Still, I'll my covenant keep
My love know no removal.
we learn that God does not play with us - there is something truly beyond our comprehension with His promises to us. They will not be thwarted, even if one's relatives in the line of the promise, in the covenantal line, reject God's rule, this is not the end of the matter. We recall the Lord God re-affirming His rule, His judgement, in the midst of the disaster of the fall. And in that re-affirmation of His creational, fatherly care for His creation He is decisively reiterating His covenantal purposes.
It is this background of God's covenantal promises despite human rebellion that we need to keep in mind as we sing this and the other psalms of the Sons of Korah. We confront an intense and personal faith. This psalm calls upon us to sing wholeheartedly to the Almighty, and not just to be passively content with any "doorkeeper role" we might have inherited, but to live with an active thankful faith.
I'd rather keep Your dwelling's gate
Than dwell secure in evil state.
In so singing, the sons of Korah "sign off", on Korah's rebellion. They delight in opening doors to let worshippers in and out. What more could they ask for? Besides, such a privilege means they are cared for in the same way that the Lord looks after the nest of swallows perching up there in the rafters.
Hundreds of years had passed since Korah's rebellion, but this composition by his descendents reminds us one doesn't and one can't make amends for one's sinful ancestry.

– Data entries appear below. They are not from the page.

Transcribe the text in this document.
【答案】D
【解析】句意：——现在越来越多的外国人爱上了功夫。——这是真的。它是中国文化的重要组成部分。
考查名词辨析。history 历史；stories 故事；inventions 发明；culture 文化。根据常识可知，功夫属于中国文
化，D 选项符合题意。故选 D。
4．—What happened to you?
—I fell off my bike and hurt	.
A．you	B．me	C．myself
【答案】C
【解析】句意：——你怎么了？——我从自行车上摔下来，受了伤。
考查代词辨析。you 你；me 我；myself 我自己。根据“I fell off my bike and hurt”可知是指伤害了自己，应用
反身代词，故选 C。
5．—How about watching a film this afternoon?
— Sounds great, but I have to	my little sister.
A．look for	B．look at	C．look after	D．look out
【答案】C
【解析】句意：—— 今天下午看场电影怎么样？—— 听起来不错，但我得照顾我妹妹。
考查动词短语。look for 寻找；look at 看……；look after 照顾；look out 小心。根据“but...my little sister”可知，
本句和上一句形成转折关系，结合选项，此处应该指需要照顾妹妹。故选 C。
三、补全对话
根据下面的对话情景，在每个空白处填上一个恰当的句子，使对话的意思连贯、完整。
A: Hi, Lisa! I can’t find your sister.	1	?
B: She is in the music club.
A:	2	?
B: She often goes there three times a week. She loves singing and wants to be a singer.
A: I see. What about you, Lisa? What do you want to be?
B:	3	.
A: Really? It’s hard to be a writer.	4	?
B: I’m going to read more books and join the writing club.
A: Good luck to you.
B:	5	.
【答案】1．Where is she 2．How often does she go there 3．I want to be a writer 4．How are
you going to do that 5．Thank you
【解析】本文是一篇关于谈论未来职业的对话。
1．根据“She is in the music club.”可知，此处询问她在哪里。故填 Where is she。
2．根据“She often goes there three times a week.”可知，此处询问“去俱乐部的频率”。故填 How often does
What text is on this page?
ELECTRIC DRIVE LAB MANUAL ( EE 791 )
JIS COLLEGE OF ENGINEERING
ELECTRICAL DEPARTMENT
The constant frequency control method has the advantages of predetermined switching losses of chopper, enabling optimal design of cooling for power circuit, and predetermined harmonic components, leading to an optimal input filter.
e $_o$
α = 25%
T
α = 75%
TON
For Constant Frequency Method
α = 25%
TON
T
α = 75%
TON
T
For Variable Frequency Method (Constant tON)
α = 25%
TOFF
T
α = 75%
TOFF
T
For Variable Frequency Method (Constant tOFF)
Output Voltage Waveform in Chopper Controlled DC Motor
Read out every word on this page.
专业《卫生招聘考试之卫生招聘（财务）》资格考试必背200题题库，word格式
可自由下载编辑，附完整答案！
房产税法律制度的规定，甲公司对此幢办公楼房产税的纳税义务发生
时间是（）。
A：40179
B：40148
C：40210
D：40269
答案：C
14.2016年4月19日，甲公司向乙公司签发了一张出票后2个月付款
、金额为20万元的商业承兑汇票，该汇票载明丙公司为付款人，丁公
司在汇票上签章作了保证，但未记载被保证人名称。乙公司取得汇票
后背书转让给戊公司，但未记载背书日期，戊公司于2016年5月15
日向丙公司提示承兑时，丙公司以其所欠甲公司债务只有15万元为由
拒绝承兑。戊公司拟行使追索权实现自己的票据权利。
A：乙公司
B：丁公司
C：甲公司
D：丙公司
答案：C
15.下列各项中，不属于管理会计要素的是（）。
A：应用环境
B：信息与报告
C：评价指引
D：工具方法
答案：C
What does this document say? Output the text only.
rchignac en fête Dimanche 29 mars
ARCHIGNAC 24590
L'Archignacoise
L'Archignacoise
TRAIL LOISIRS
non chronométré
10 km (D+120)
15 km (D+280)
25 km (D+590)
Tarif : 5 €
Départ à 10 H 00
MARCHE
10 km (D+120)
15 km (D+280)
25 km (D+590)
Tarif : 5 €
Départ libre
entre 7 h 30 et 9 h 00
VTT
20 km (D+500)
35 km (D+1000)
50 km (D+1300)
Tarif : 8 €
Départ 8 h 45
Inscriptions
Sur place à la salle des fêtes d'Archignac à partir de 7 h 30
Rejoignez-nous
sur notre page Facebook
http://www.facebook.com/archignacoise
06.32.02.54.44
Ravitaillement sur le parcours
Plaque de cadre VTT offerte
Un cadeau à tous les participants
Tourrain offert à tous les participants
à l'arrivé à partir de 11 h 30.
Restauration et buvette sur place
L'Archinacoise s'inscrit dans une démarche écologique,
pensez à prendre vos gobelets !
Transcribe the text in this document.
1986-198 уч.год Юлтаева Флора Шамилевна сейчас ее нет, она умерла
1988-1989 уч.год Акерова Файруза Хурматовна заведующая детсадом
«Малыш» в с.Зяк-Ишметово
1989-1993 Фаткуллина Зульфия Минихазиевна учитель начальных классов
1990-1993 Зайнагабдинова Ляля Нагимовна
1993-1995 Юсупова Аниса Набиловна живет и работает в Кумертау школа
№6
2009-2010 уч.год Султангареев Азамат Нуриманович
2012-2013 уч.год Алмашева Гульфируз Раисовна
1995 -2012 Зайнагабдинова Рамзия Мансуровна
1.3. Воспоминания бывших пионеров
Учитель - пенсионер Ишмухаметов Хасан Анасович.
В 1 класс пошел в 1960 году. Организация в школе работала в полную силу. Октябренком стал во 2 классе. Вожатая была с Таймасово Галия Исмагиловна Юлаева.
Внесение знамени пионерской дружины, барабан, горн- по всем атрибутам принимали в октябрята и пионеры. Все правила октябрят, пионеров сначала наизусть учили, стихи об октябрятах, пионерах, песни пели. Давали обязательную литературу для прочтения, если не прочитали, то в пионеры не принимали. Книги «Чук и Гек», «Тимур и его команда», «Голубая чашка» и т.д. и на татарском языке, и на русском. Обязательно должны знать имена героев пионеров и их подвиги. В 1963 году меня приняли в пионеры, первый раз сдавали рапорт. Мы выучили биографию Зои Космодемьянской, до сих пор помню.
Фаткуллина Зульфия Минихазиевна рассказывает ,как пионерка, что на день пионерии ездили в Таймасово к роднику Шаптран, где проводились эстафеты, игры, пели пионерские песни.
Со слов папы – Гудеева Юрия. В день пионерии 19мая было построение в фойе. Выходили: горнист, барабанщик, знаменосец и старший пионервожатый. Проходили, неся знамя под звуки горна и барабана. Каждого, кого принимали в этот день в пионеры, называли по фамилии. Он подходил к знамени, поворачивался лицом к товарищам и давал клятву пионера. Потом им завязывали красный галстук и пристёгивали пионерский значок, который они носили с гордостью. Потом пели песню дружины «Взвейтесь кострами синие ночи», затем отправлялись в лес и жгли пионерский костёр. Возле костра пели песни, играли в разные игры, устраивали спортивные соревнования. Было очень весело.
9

Instead, like Jacob, we wrestle with God because if He doesn't bless, we don't dare let Him go. If the Lord didn't come through for us, as He did for Korah's descendents, then, in truth, we would be history, defined by the ancestral rebellion that has gone before us. But the Lord God does come through. God the Lord, keeps His promises, His Son has come, and He allows doors to be opened, tribes to apologise and find reconciliation, poetry to flourish, musical skills to be refined, psalms to be written and all the while the Lord allows swallows to snuggle up close to His face.
The Almighty Creator, the Merciful Redeemer not only restores His fallen creation - He is busy making all things new. And Korah's sons still call on us anno domini to "join in the chorus". The Lord God is especially pleased when those with such ancestral blights are inspired to compose songs of faith about His merciful working in their lives. Out of creation's fragility birds and their brood signify a new generation which will fill our skies, trees and yes even the comforting shadows of our places of holy worship. These are given to us to enjoy - the skies, the trees, our places of worship belong to the Almighty; and we receive them from His hands as tokens of His favour and delight.
He delights in hearing our prayers and ending the drought, in wrestling with us so we can face our estranged siblings with integrity, and He is glad when we live simply on His estate, discovering that one day, one hour, one moment with Him transforms all of our days, hours and moments. The Lord God reveals Himself to us as the One who holds our life together despite our sin. He speaks to, and gives, us a new heart. He delights in walking with us, and this too is so good, good enough to inspire a hearty song like the ones composed by the descendents of Korah, the artful gatekeepers from the time of David and Samuel.